An initiative in Gainesville, Florida
that would have repealed the city's decade-old gay protections
ordinance has failed.
Voters in the college town (pop.
114,000) that prides itself on its diverse community rejected the
initiative by a wide margin. With 100% of precincts reporting, 58%
of voters disagreed with the initiative.
Gay rights opponents proposed
eliminating the city's protections for gay, lesbian, bisexual and
transgender people in January 2008 when city leaders added “gender
identity” to the list of classes protected under the law in the
areas of housing, employment and public accommodations.
Members of the Citizens for Good Public
Policy argued that the gender clause allows men to enter women's
restrooms, endangering women and children.
“To us public safety is the highest
public policy priority and the city left us no option but to do it
this way,” Mark Minck, the chair of Citizens for Good Public
Policy, the group behind the initiative, told The Gainesville Sun.
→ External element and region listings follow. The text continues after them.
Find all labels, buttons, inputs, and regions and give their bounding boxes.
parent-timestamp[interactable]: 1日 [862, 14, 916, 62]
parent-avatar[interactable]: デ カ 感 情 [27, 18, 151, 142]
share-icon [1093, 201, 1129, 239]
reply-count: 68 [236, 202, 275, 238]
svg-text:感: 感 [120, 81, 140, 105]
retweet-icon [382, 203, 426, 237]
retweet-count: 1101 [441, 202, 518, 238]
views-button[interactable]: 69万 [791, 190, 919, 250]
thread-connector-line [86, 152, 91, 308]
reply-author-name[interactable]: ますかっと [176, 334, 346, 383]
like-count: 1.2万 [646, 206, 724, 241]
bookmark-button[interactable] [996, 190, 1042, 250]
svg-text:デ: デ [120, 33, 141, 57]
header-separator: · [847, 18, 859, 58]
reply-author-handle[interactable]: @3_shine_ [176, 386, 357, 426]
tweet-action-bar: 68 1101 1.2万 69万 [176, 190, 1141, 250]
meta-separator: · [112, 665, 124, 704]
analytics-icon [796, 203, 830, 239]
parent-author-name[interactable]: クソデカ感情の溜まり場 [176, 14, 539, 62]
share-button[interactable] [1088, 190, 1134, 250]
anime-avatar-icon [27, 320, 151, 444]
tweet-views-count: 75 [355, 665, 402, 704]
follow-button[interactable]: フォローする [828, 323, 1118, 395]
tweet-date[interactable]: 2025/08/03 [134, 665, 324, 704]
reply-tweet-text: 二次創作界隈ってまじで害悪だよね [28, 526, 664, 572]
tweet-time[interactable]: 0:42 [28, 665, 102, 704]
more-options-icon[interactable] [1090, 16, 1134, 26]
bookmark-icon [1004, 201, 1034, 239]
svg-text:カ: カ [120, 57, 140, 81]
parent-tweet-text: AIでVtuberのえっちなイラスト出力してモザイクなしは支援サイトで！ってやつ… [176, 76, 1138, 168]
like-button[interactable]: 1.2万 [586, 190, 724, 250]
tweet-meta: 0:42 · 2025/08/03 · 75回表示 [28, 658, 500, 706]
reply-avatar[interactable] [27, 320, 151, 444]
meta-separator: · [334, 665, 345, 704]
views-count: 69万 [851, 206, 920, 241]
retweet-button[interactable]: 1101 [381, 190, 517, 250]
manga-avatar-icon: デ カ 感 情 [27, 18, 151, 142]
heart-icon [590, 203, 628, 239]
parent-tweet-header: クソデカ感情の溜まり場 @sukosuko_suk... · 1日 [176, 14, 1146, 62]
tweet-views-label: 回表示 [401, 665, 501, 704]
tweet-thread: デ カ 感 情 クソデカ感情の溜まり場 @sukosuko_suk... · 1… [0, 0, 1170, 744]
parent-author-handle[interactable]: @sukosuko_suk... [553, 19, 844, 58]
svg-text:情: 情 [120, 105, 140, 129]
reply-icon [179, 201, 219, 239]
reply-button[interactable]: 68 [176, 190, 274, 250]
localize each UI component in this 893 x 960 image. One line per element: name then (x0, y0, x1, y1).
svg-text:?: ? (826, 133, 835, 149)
“This is a bill that begins to
confuse the gender differences between men and women to the point of
trying to allow men to use women's restrooms, and, of course, that
means sexual predators going after young children,” Tom Minnery,
senior vice president of public policy at Focus on the Family Action,
said in a radio message urging North Dakota voters to oppose a
similar measure.
But only 42% of voters on Tuesday were
swayed by that argument, giving gay activists operating in a state
with a long history of approving anti-gay initiatives a ray of
sunshine. (Floridians passed a gay marriage ban in November by a
large margin and Florida remains the only state that bans gay men and
lesbians from adopting.)
Minck, in a statement posted at the
group's website, said he “regrets the outcome [of the referendum]”
and “the fact that out-of-town money and influence played such a
major role in diverting attention away from the real issue of public
safety.” And called discrimination based on sexual orientation
“highly implausible” in Gainesville.
Alex Harper, a 21 year-old-old West
Palm Beach student, said he viewed the restroom issue as
“conservative propaganda.”
“Gainesville voters overwhelmingly
rejected a fear-based campaign of lies and misinformation and stood up
for protection from discrimination against lesbian, gay, bisexual and
transgender people,” said Shelbi Day, staff attorney for ACLU of
Florida's LGBT Advocacy Project, in a statement. “Voters sent a
clear message that the discrimination stops right here, right now.”